So, it feels a bit strange, but we are now over 1 year into the official pandemic-ness of the pandemic, a quarter of the way through 2021, and on what feels like a very uncertain but hopeful precipice looking towards the future. As a bit of a life update, I’m happy to say that I’ve been able to get both doses of the vaccine (due to employment status), and that the majority of my immediate family have been or will soon be vaccinated (due to age, employment, or health status). Vaccinations should soon be opening to all age groups in my area soon, and so I am hopeful that everyone who hasn’t been eligible yet will be able to try to find appointments soon. I know this isn’t the case everywhere, especially internationally, and I am very aware how lucky my family has been in all of this.
In a slight bit of poetic irony, my first dose of the vaccine occurred exactly 1 year after my boss gave me the call about the work-from-home orders. I will say that, of everyone I know, I’ve had one of the worst responses to the vaccine. I felt pretty achy and groggy after the first dose, and my body felt on fire after the second. In both cases I lost a lot of energy, and have felt a lot of general fatigue. After the first shot I powered through work and life activities, but after the second I really couldn’t. I will say though, that if this is how I’ve responded to the vaccine, I’m so incredibly grateful that I was able to avoid dealing with the results of contracting the actual virus.
Of course, for anyone who has read my last few blog posts, you may have noticed that I had been participating in the pattern review Sewing Bee last month. I made it to the second round, but I didn’t make it past that. I wasn’t surprised – there were some truly brilliant entries in the second round – but I did feel a bit sad because I had to pull back from a lot of my design plans for the second round. I had really wanted to do some embroidery work on the jeans to make something really new and transformative, but I just didn’t have time. The first day of the second round coincided with my first shot, which I hadn’t known when I started round one. The process of actually getting injected with the vaccine was easy, but the process of finding an appointment time has been a bit like the Hunger Games. Of course, some things are more important than a sewing competition, and I took my shot when and where I could get it. Added to that, I was under some important work deadlines, I started an online class for work, and I had a few other critical deadlines for some of my volunteer activities due that week as well. I’ve known for a while that I really need to consider scaling back some of my activities (I don’t know how I did everything when I still had to commute and get dressed in the mornings) but the week of round 2 really put that into harsh perspective. I managed to get it all done, but honestly, I didn’t sleep that week. I finished my jeans in time for the contest, but my body was so swollen from lack of sleep that I could barely walk outside to take photos. I love the excitement, inspiration, and adrenaline that I get from participating in the Bee, but the second round this year really pushed me to my physical limits when combined with everything else going on in my life. With the Bee, of course, “compassionate deadlines” aren’t a thing. But at this point I’m not sure how many un-compassionate deadlines I have left in me.
I’ve seen a lot of people in the sewing community talk about spoon theory, and I think it might be applicable here. I’ve sort of always been able to push myself through energy lows, but lately I haven’t been having the same sort of luck with that. I’m sure part of it is that I haven’t been nearly as physically active as I was before the pandemic hit. And I’m sure that some of it is that collective weight and concern of living through this pandemic that we are all dealing with right now. I don’t know about everyone else, but simple things like showers and cooking food feel like they take up so many more spoons than before, and that week of round 2 I was definitely borrowing spoons from somewhere to get through. In the week that followed I was paying them back with interest though.

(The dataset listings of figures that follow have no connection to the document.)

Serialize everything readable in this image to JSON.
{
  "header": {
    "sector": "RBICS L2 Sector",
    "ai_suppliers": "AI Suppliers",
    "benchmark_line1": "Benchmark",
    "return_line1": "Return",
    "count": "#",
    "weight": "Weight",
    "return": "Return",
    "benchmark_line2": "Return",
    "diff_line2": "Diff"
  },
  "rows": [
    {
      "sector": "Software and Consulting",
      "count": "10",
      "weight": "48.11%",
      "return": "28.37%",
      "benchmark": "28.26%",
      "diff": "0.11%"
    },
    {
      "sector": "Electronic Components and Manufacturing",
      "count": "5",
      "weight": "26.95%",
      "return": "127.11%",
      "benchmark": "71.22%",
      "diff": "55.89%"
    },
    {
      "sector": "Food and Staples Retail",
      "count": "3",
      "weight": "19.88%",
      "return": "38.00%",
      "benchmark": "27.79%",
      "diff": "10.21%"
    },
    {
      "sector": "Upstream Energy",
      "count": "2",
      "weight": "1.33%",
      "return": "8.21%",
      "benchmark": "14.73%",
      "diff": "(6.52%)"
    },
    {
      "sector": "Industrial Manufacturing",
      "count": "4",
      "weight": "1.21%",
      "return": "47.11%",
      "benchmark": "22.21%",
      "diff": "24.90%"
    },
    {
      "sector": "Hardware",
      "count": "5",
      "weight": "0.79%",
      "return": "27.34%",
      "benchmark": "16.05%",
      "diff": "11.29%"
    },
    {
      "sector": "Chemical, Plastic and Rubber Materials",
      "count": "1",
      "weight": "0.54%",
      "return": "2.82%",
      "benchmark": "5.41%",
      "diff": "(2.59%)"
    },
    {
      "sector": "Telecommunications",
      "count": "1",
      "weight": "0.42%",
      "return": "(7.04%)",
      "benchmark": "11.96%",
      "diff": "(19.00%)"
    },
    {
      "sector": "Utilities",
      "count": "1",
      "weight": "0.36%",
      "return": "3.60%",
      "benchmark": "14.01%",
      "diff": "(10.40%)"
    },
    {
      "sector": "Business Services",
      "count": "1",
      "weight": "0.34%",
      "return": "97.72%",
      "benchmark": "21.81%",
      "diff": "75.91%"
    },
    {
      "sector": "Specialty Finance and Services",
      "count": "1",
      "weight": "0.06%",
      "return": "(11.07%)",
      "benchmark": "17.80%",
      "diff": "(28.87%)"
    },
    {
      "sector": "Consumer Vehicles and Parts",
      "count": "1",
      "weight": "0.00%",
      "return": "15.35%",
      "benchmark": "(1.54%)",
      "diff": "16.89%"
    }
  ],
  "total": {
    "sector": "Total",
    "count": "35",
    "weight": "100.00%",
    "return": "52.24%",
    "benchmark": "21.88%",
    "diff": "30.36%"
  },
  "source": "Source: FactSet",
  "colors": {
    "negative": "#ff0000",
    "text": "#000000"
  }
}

I haven’t sewn a stitch since I finished my round 2 project, though I did clean up my sewing room from the disaster that was a bunch of deconstructed jeans. While I’m still really happy I participated in the Bee (and I’ve worn my new jeans a lot already considering it feels like I never leave the house anymore), that week put me behind on a lot of things, and I needed to get caught back up before feeling like I have the energy to get back to sewing again. But I’m hopeful that I can get back to sewing plans soon. And while I’ve totally fallen down the rabbit hole of costuming on YouTube and Instagram during the pandemic, I really want to get back to the wardrobe plan I had written about in my now not-so-recent post. As predicted, I totally shot myself in the foot by posting my plans to the internet, but I had made a decent amount of progress at the start of the year with my first two tops and first bottom of the collection. The next piece has already been patterned and adjusted, so hopefully it’ll be a quick boost to get me back into the sewing game. And even though I’m still under work-from-home orders, I expect that will end in the next few months, so while my need for a quasi-professional-ish wardrobe was certainly pushed back, I really do need new clothes. And while I’d love to have a totally me-made wardrobe for back-to-work, I’m also not going to push myself to get it finished. Having something to wear to work will be good enough, and I can add to that as possible over time. I’ve already got the hole in my foot regarding this sewing plan, so at this point it’s more important to to manage my spoons and have compassionate deadlines than to try and rush to get things done for some imagined deadline that doesn’t really exist.